Red Hat introduced CI/CD and DevOps development into RHEL development. Red Hat has a DevOps team within R&D, which is responsible for building this platform and framework internally, so that it can well support the development of Red Hat's different product lines in a DevOps manner.

This rapid iterative development approach is also similar to the open source community's advocacy of diligent release and early release, as long as you make a submission, you can't just casually submit the code, but you have to go through a lot of rigorous, preset quality assurance testing, and constantly improve the test set.

Red Hat Chief Architect: Demystifying the code origin and migration details of the CentOS successor

Gate can be understood as a threshold of quality assurance, only through the gate, the quality to meet the RHEL product release requirements, only meet the RHEL quality standards, the code can be submitted to the CentOS Stream git tree.

As you can see, CentOS Stream and RHEL go through the same quality assurance steps, so their quality, stability, and reliability are consistent.

Red Hat Chief Architect: Demystifying the code origin and migration details of the CentOS successor

CentOS Stream is not a beta beta of RHEL, and its development approach has shifted from traditional to agile. If some of the features in the beta version are unstable, these features will be eventually removed. The things in the CentOS Stream have to go through RHEL's CI/CD, which is developed simultaneously with RHEL, and every update and version iteration of RHEL is open to everyone through CentOS Stream.

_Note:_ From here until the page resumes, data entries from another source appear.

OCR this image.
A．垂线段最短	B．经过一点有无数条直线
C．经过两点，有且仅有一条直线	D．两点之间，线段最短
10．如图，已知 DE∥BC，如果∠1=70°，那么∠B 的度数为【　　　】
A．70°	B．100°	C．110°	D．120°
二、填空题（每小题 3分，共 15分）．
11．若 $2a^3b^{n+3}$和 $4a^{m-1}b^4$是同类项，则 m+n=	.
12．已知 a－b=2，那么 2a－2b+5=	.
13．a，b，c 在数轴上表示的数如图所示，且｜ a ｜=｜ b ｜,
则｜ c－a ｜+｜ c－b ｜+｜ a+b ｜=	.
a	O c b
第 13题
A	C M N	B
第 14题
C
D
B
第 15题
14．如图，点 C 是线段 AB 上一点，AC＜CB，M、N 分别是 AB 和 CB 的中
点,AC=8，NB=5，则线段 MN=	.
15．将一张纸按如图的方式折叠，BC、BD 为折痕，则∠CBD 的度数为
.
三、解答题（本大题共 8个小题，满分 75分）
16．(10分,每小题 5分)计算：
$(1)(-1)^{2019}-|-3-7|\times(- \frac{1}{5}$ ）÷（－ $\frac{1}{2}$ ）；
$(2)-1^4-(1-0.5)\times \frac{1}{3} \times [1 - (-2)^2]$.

The RHEL-based UBI container base image is free, and when using the base image to package applications, the base image has been configured with a default free-to-use package source, and the packages in it are derived from RHEL instead of CentOS.

Conclusion: Migration is low-threshold, and two commands can smooth the migration

CentOS 8 is stopped, what to do? In this regard, Zhang Jiaju showed two orders. Just by tapping these two commands, you can achieve a seamless migration, turning the CentOS operating system into CentOS Stream 8.

Red Hat Chief Architect: Demystifying the code origin and migration details of the CentOS successor

Of course, if the system was running a very critical enterprise-level application before, it is not too much to do backups, snapshots, and other operations before migration. For these customers, Red Hat also offers a complete migration plan. For example, if something goes wrong somewhere, the system can go back to the previous version.

As more users migrate to CentOS Stream, the platform will begin to inherit the mantle of CentOS, providing continued innovation for the RHEL ecosystem.